Rococo definition

An art movement begun in the 1700s in France.  During this time period, the middle-class was becoming more affluent and influential.  When Louis XIV died, the wealthy families in Paris began to take a great amount of interest in style.  The particular style that developed was called Rococo, and was mostly used for interior decorating.  The term Rococo is from the French word “rocaille” that translated means pebbles.  It is a term that relates to the shells and stones used to embellish the interior of caves.  Shells, therefore, soon became the main motif in the new style.  High class women tried to outdo each other to decorate their houses with the most intricate decorations for their homes.  The style, therefore, mainly catered to women’s tastes and preferences.

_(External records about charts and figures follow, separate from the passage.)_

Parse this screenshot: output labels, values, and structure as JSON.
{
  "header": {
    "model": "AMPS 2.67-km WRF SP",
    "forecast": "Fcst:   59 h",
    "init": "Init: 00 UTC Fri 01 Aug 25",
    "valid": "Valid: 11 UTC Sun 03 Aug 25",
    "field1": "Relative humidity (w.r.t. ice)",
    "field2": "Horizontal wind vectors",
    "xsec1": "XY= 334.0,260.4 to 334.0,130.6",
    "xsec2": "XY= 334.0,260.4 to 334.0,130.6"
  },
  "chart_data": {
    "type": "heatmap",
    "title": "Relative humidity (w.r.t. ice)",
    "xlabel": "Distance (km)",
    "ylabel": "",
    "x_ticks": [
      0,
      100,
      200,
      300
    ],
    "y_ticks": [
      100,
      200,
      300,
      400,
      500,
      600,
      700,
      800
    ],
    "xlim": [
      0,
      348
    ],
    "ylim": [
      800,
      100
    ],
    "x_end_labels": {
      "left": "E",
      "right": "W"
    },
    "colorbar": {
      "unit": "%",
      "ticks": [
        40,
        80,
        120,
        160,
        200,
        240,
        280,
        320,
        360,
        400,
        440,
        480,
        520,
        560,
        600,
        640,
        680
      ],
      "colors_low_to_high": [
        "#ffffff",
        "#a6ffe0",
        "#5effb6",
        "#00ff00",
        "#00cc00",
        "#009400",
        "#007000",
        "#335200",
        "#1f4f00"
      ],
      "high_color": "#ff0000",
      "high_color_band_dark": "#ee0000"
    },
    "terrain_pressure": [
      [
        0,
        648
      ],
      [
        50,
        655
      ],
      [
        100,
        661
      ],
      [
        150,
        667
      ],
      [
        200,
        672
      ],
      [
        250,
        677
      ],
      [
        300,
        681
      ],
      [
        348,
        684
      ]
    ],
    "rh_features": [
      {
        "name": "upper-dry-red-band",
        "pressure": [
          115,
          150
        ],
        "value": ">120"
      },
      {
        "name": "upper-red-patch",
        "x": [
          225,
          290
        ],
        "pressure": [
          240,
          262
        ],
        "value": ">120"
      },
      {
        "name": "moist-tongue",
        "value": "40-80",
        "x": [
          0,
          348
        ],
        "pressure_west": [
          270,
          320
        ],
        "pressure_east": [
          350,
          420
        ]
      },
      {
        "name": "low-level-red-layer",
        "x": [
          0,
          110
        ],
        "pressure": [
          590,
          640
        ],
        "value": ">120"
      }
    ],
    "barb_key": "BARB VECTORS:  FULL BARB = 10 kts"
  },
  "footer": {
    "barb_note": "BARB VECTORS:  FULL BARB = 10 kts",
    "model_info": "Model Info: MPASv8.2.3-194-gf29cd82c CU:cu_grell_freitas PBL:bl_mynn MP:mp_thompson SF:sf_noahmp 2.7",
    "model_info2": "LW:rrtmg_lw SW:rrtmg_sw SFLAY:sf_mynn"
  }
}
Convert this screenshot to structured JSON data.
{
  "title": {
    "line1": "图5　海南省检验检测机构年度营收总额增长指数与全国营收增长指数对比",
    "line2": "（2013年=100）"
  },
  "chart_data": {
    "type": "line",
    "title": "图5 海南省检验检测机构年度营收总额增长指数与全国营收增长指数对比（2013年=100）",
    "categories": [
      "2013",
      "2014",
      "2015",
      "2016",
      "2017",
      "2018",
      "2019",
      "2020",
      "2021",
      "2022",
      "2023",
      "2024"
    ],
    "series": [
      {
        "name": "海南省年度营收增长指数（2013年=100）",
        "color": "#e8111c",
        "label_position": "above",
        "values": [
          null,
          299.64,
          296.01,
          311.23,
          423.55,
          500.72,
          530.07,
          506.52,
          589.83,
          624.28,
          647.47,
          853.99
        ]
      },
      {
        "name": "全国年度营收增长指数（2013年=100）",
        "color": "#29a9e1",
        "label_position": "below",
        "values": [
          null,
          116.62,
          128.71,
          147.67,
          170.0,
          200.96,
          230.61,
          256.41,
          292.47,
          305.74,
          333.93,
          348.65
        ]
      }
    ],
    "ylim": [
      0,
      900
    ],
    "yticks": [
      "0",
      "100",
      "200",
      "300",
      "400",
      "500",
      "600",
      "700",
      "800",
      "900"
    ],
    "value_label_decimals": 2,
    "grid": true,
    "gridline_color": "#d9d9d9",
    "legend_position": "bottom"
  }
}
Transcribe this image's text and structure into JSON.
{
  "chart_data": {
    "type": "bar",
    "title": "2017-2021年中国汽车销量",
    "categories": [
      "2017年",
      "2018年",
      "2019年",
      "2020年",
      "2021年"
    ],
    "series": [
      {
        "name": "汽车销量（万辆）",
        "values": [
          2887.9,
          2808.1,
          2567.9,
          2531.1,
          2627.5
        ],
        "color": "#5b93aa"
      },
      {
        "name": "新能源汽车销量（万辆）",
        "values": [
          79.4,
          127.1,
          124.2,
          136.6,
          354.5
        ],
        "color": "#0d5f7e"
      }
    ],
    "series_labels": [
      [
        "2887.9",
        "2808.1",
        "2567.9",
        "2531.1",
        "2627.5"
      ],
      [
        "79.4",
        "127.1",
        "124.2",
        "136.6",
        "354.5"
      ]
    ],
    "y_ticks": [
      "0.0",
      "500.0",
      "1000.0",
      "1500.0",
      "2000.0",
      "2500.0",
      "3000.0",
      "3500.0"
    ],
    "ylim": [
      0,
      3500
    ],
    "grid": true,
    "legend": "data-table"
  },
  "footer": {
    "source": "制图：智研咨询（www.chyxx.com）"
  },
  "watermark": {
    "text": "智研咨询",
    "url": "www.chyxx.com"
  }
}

One of the artists who rose up during the period was Francois Boucher.  He was a lace designer, painter and engraver.  He became popular for his feminine landscapes and mythological paintings.  Some of his clients included the Queen of France and the influential Mme. de Pompadour, Louis XV's mistress.  It was Boucher’s style of work that came to dictate the ideal style shown in Louis XV’s court.  Gentle hues and pleasant forms characterize his light subject matter of goddesses, cupics, and shepherds.  The Rococo period is often viewed as the last chapter in the Baroque period.  Besides Boucher, other important artists of the Rococo era were William Hogarth, Giovanni Battista Tiepolo, Angelica Kauffmann, and Giovanni Antonio Canaletto.

One of Boucher's paintings filled with women and cupids set against a light blue sky.